Hukuman Uriel akhirnya selesai. Cahaya menelan kami.

[Memasuki kota antarbintang ‘Context of the Constellations’.]
[Skenario utama baru menunggu.]

Kami tiba di sebuah alun-alun besar. Para inkarnasi menoleh, tapi tak ada yang peduli lama.

Kota ini… skala yang berbeda.

Aku berkata, “Semua paham kenapa kita di sini?”

Musuh kali ini berusia ribuan tahun.

Heewon mengangguk. “Untuk melawan Olympus, kan?”

Hyunsung ragu. “Apa kita… akan perang besar-besaran?”

“Aku tidak berencana perang terbuka.” Aku menjawab. “Olympus adalah salah satu nebula terbesar di Star Stream.”

Head-on? Mustahil. Peluang menang mendekati nol.

“Kita datang untuk meminta tanggung jawab. Mereka membuat Yoo Sangah seperti itu. Akan ada jalan untuk menyelamatkannya.”

Sangah… dalam aliran kesadaran. Tiga bulan lagi, cerita dalam dirinya hilang. Jiwa kosongnya lenyap.

Harus ada cara.

Yoo Joonghyuk bicara. “Tidak semua harus ikut. Aku dan Lee Seolhwa akan tinggal.”

“Kau mau ke mana?”

“Aku tidak wajib melapor padamu.”

Tujuannya jelas. Kota ini dihuni semua nebula. Dia tahu siapa yang ingin ditemuinya.
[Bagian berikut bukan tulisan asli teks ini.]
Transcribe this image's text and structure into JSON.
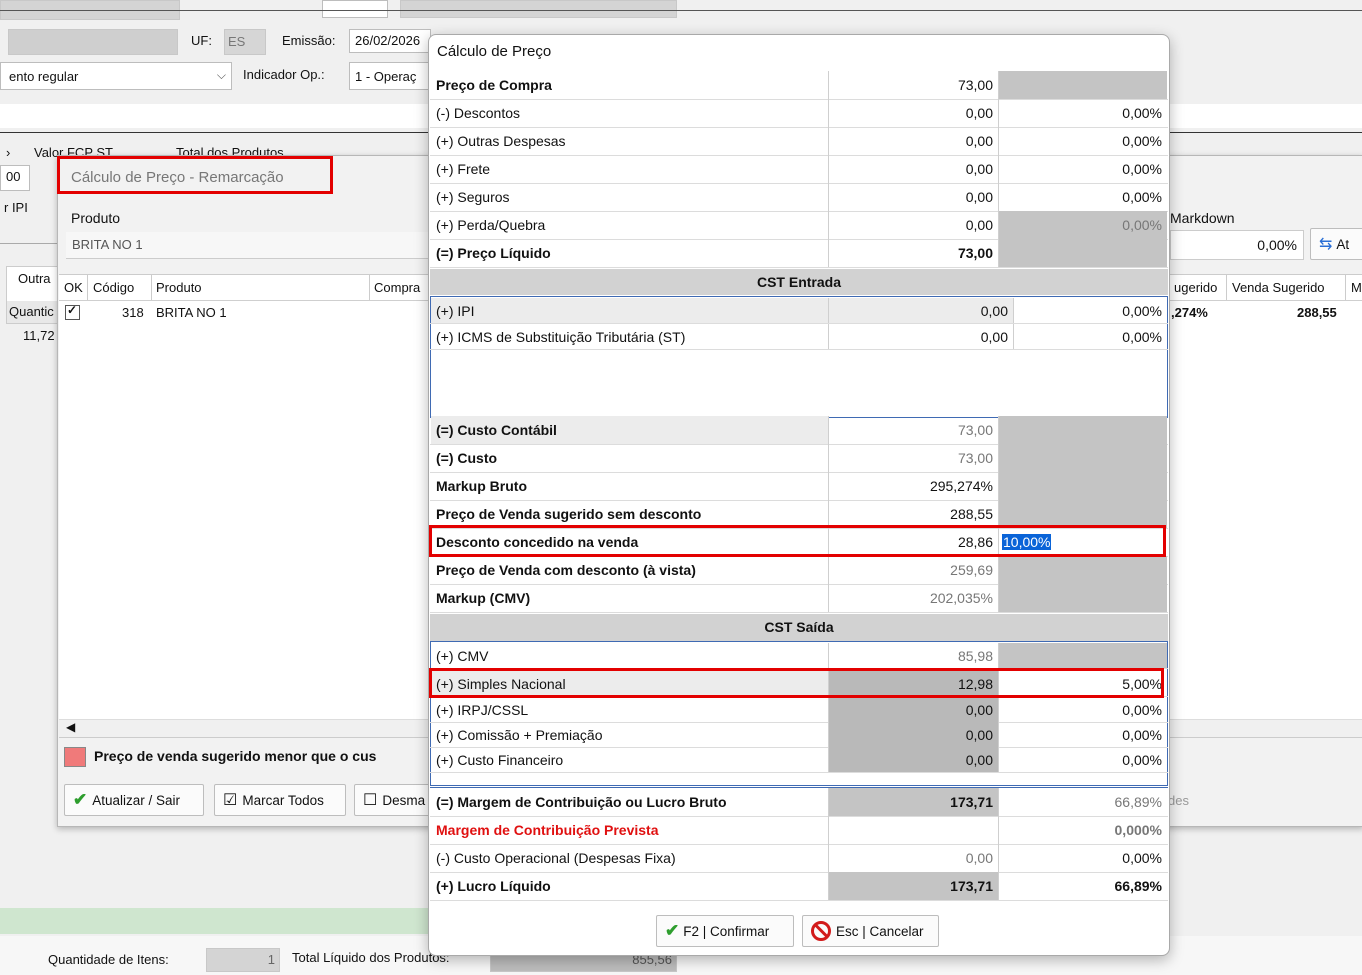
{
  "background": {
    "uf_label": "UF:",
    "uf_value": "ES",
    "emissao_label": "Emissão:",
    "emissao_value": "26/02/2026",
    "tipo_value": "ento regular",
    "indicador_label": "Indicador Op.:",
    "indicador_value": "1 - Operaç",
    "valor_fcp_label": "Valor FCP ST",
    "total_produtos_label": "Total dos Produtos",
    "left_value_00": "00",
    "left_ipi_label": "r IPI",
    "outra_col": "Outra",
    "quantid_label": "Quantic",
    "quant_value": "11,72",
    "quantidade_itens_label": "Quantidade de Itens:",
    "quantidade_itens_value": "1",
    "total_liquido_label": "Total  Líquido dos Produtos:",
    "total_liquido_value": "855,56"
  },
  "remarcacao": {
    "title": "Cálculo de Preço - Remarcação",
    "produto_label": "Produto",
    "produto_value": "BRITA NO 1",
    "markdown_label": "Markdown",
    "markdown_value": "0,00%",
    "atualizar_label": "At",
    "columns": [
      "OK",
      "Código",
      "Produto",
      "Compra"
    ],
    "right_columns": [
      "ugerido",
      "Venda Sugerido",
      "M"
    ],
    "row": {
      "codigo": "318",
      "produto": "BRITA NO 1",
      "markup": ",274%",
      "venda_sugerido": "288,55"
    },
    "warning": "Preço de venda sugerido menor que o cus",
    "btn_atualizar": "Atualizar / Sair",
    "btn_marcar": "Marcar Todos",
    "btn_desmarcar": "Desma",
    "right_trunc": "des"
  },
  "dialog": {
    "title": "Cálculo de Preço",
    "rows_top": [
      {
        "label": "Preço de Compra",
        "value": "73,00",
        "pct": "",
        "bold": true
      },
      {
        "label": "(-) Descontos",
        "value": "0,00",
        "pct": "0,00%"
      },
      {
        "label": "(+) Outras Despesas",
        "value": "0,00",
        "pct": "0,00%"
      },
      {
        "label": "(+) Frete",
        "value": "0,00",
        "pct": "0,00%"
      },
      {
        "label": "(+) Seguros",
        "value": "0,00",
        "pct": "0,00%"
      },
      {
        "label": "(+) Perda/Quebra",
        "value": "0,00",
        "pct": "0,00%"
      },
      {
        "label": "(=) Preço Líquido",
        "value": "73,00",
        "pct": "",
        "bold": true
      }
    ],
    "cst_entrada": "CST Entrada",
    "entrada_rows": [
      {
        "label": "(+) IPI",
        "value": "0,00",
        "pct": "0,00%"
      },
      {
        "label": "(+) ICMS de Substituição Tributária (ST)",
        "value": "0,00",
        "pct": "0,00%"
      }
    ],
    "rows_mid": [
      {
        "label": "(=) Custo Contábil",
        "value": "73,00"
      },
      {
        "label": "(=) Custo",
        "value": "73,00"
      },
      {
        "label": "Markup Bruto",
        "value": "295,274%"
      },
      {
        "label": "Preço de Venda sugerido sem desconto",
        "value": "288,55"
      },
      {
        "label": "Desconto concedido na venda",
        "value": "28,86",
        "pct": "10,00%"
      },
      {
        "label": "Preço de Venda com desconto (à vista)",
        "value": "259,69"
      },
      {
        "label": "Markup (CMV)",
        "value": "202,035%"
      }
    ],
    "cst_saida": "CST Saída",
    "saida_rows": [
      {
        "label": "(+) CMV",
        "value": "85,98",
        "pct": ""
      },
      {
        "label": "(+) Simples Nacional",
        "value": "12,98",
        "pct": "5,00%"
      },
      {
        "label": "(+) IRPJ/CSSL",
        "value": "0,00",
        "pct": "0,00%"
      },
      {
        "label": "(+) Comissão + Premiação",
        "value": "0,00",
        "pct": "0,00%"
      },
      {
        "label": "(+) Custo Financeiro",
        "value": "0,00",
        "pct": "0,00%"
      }
    ],
    "rows_bottom": [
      {
        "label": "(=) Margem de Contribuição ou Lucro Bruto",
        "value": "173,71",
        "pct": "66,89%"
      },
      {
        "label": "Margem de Contribuição Prevista",
        "value": "",
        "pct": "0,000%"
      },
      {
        "label": "(-) Custo Operacional (Despesas Fixa)",
        "value": "0,00",
        "pct": "0,00%"
      },
      {
        "label": "(+) Lucro Líquido",
        "value": "173,71",
        "pct": "66,89%"
      }
    ],
    "btn_confirmar": "F2 | Confirmar",
    "btn_cancelar": "Esc | Cancelar",
    "colors": {
      "highlight_red": "#e30000",
      "selection_blue": "#0a64d8",
      "prevista_red": "#e01010",
      "check_green": "#2e9e2e"
    }
  }
}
“Awas. Kau tahu perempuan itu tidak mudah.”

“Aku urus sendiri.”

Dia pergi. Seolhwa tersenyum padaku dan mengikuti. Seolhwa di dunia ini… paling “baik”. Dia tidak bisa mengendalikan Yoo Joonghyuk sepenuhnya, tapi dia bisa menahan beberapa kerusuhan.

Kami menuju portal pusat. Di sini, portal bisa mengakses seluruh dunia—bahkan kediaman nebula lain.

Aku memasukkan tujuan.

“Mount Olympus.”

Mitologi dan legenda tak terhitung jumlahnya. Rumah para Dewa Dua Belas.

Portal berputar. Cahaya mitos muncul.

Lalu pesan muncul.

[Olympus saat ini menolak semua pengunjung.]

Ch 314: Ep. 59 - Kim Dokja's Company, V

Bersamaan dengan pesan itu, pusaran portal langsung mereda. Para anggota party yang menunggu tampak bingung. Jung Heewon yang lebih dulu bertanya,

"…Ditolak masuk? Ini apa maksudnya?"

Aku mencoba lagi memanggil tujuan.

[Olympus saat ini menolak semua pengunjung.]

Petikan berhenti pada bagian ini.